You hardly ever get some truth about the New Zealand economy.
Sometimes one does think the Kiwi media are really trying hard to play games with the news. The International Monetary Fund just produced its ‘World Economic Outloook”. Stuff News said it “has painted a grim picture of the outlook for the global economy over the next few years”. The purpose of Stuff’s article seems to be to convince the Kiwi public that although our economy is doing badly, so is everyone else’s.
That’s not the tone of the IMF report, as I read it. It says, “On the surface, the global economy appears poised for a gradual recovery (sic).. China is rebounding strongly following the reopening of its economy. Supply-chain disruptions are unwinding while the dislocations to energy & food markets caused by the [Ukraine] war are receding .. the massive & synchronous tightening of monetary policy by most central banks should start to bear fruit, with inflation moving back toward its targets … Below the surface, however, turbulence is building & the situation is quite fragile, as the recent bout of banking instability reminded us”. That’s not exactly “grim”. The word “grim” is never used by the IMF.

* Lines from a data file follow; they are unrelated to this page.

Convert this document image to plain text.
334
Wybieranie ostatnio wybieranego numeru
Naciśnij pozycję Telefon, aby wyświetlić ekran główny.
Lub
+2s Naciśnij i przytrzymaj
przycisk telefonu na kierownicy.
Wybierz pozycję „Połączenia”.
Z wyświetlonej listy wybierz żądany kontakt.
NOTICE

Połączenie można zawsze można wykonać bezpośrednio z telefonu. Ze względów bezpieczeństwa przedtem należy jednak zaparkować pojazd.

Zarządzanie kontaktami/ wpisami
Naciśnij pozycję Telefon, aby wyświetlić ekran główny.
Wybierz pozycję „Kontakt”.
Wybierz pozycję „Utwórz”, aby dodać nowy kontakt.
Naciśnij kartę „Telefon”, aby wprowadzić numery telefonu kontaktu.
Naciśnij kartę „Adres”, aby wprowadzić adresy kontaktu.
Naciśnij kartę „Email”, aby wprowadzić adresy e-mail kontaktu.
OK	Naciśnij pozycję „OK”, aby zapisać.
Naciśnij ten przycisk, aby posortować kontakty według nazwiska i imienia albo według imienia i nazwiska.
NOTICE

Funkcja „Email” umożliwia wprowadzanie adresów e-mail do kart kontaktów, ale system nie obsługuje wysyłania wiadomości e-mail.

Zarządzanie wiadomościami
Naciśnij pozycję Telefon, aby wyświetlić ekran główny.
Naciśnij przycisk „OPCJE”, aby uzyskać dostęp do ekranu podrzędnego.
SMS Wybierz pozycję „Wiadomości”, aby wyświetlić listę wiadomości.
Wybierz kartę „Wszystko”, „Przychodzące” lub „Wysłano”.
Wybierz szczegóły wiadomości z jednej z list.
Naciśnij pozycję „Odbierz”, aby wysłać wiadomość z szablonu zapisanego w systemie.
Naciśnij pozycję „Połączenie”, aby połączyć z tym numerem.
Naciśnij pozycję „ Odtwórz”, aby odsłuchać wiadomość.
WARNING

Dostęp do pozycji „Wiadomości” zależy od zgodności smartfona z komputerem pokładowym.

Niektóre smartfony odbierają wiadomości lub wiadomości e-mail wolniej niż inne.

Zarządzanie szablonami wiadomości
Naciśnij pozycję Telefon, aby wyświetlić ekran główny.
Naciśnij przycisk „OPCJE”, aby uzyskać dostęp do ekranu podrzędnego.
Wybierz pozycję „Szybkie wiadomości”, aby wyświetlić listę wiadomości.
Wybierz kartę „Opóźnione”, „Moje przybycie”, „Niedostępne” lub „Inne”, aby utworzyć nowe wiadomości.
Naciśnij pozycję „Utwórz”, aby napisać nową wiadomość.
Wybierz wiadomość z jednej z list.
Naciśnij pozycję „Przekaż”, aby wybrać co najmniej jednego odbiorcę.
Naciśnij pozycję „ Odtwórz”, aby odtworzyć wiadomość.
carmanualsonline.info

Had I been a journalist at Newshub, Stuff, or Herald, I would’ve written about how the IMF says an extraordinary thing about NZ. It states we are projected to have the worst current account deficit out of every single advanced country in the world this year, 2023. That’s 40 countries! Take a look at the table below – NZ’s current account balance is reported as -8.6 % of GDP, worse than Greece’s at -8.0 %, in 2023. That means we’re not paying our way. Imports hugely outweigh exports. It also means that NZ has become dependent on foreign debt to finance our investments.